No revisions by the original author suggests he or she is no longer involved. None by anyone else means the publication is dormant at best.

Do any of its members publish papers in respected technical journals, and become cited by other authors in later works?


Are you paying a subscription to this club, as it seems to be? Are you receiving the services you expect, or are led to expect? Are you given an annual, audited set of accounts, Annual General Meeting notices, and other material normal to any properly-constituted voluntary organisation?

It claims being a non-profit organisation but.....

.

I set out to find what it is. That raised more questions.

MUFON is, I learnt, a large, American "Ufology" club or (it claims) non-profit company that says it has many members in other countries. That does not make MUFON "international" as it tries to call itself. I belong to two clubs with members living abroad, but no-one would claim these clubs are "international". It is only international if it has branches operating in a number of other countries - not just members.

Having a very high-flown web-site does not make it credible.If anything the web-site presentation looks rather desperate, losing more credibility.

It also seems MUFON does attract a lot of criticism for poor scientific methods.

A donations-request system tabbed on its home-page looks odd. It is not a charity by any normal definition of such, but proper voluntary organisations that are not charities run on subscriptions, sales of services or goods to members, and occasional fund-raising events. Not wild donations-requests on their web-sites.

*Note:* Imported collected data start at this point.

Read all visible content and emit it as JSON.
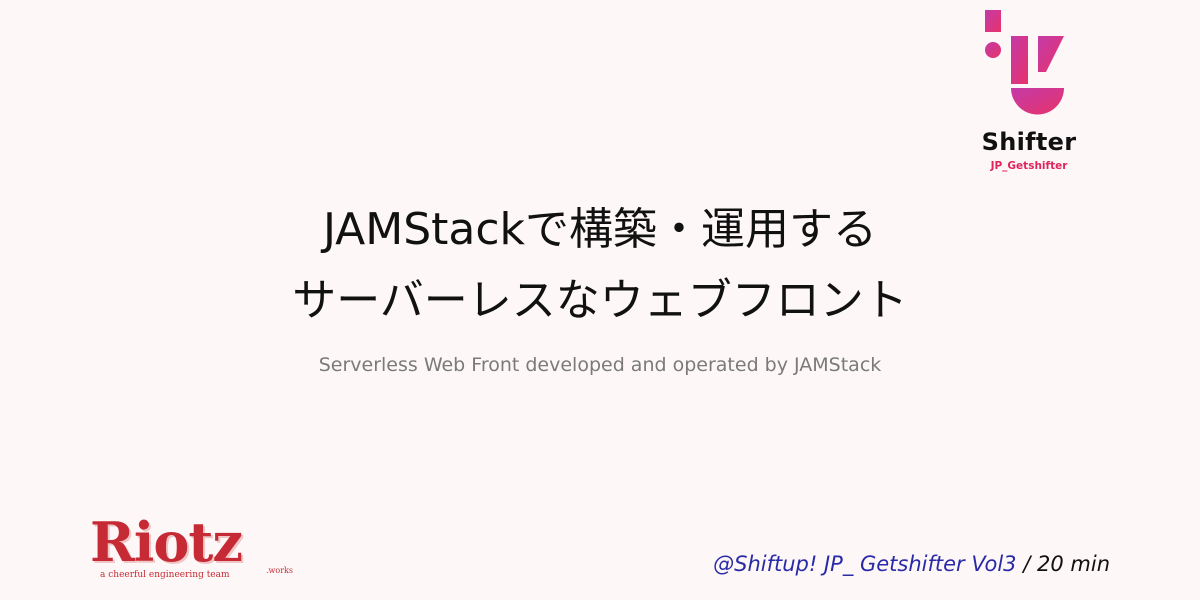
{
  "shifter": {
    "name": "Shifter",
    "handle": "JP_Getshifter",
    "icon": "shifter-logo-mark",
    "colors": {
      "gradient_start": "#c33ba8",
      "gradient_end": "#e8326a"
    }
  },
  "title": {
    "line1": "JAMStackで構築・運用する",
    "line2": "サーバーレスなウェブフロント"
  },
  "subtitle": "Serverless Web Front developed and operated by JAMStack",
  "riotz": {
    "wordmark": "Riotz",
    "tagline": "a cheerful engineering team",
    "suffix": ".works",
    "color": "#c62a34"
  },
  "event": {
    "name": "@Shiftup! JP_ Getshifter Vol3",
    "separator": "/",
    "duration": "20 min",
    "name_color": "#2a2aa8"
  }
}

So how much money does it turn over, and how? Where does the money go? Not on observatories and technical publications worth that appellation?

.

I am not surprised you have "concerns" over it.


......

*(An acronym is a type of abbreviation but most abbreviations are not acronyms.)
MUFON, sure.

J. Allen Hynek had his own center but was involved with MUFON.
Tastyfrzz · 61-69, M
@SomeMichGuy A lot of it reads like something the military would write but then they left out obvious stuff like cloud types and how to calculate cloud decks and weather fronts. I found a great source on that in the FAA manual for hot air balloons. I was wondering if the thing I saw might have been a balloon but obviously didn't because it was at 10:00 PM and there was no flame in the center.
@Tastyfrzz But don't forget the Air Force's go-to: weather balloons.
Tastyfrzz · 61-69, M
@SomeMichGuy they're small. I used to use them to photograph my trees up north. Had a radio controlled camera. Welding supply places gave me the helium.
Confined · 56-60, M
So you have rewritten some of the manuals?
Tastyfrzz · 61-69, M
@Confined i submitted requests for changes.
ArishMell · 70-79, M
@NativePortlander1970 I like that first one: the ignored alien could just as easily be an Earthling!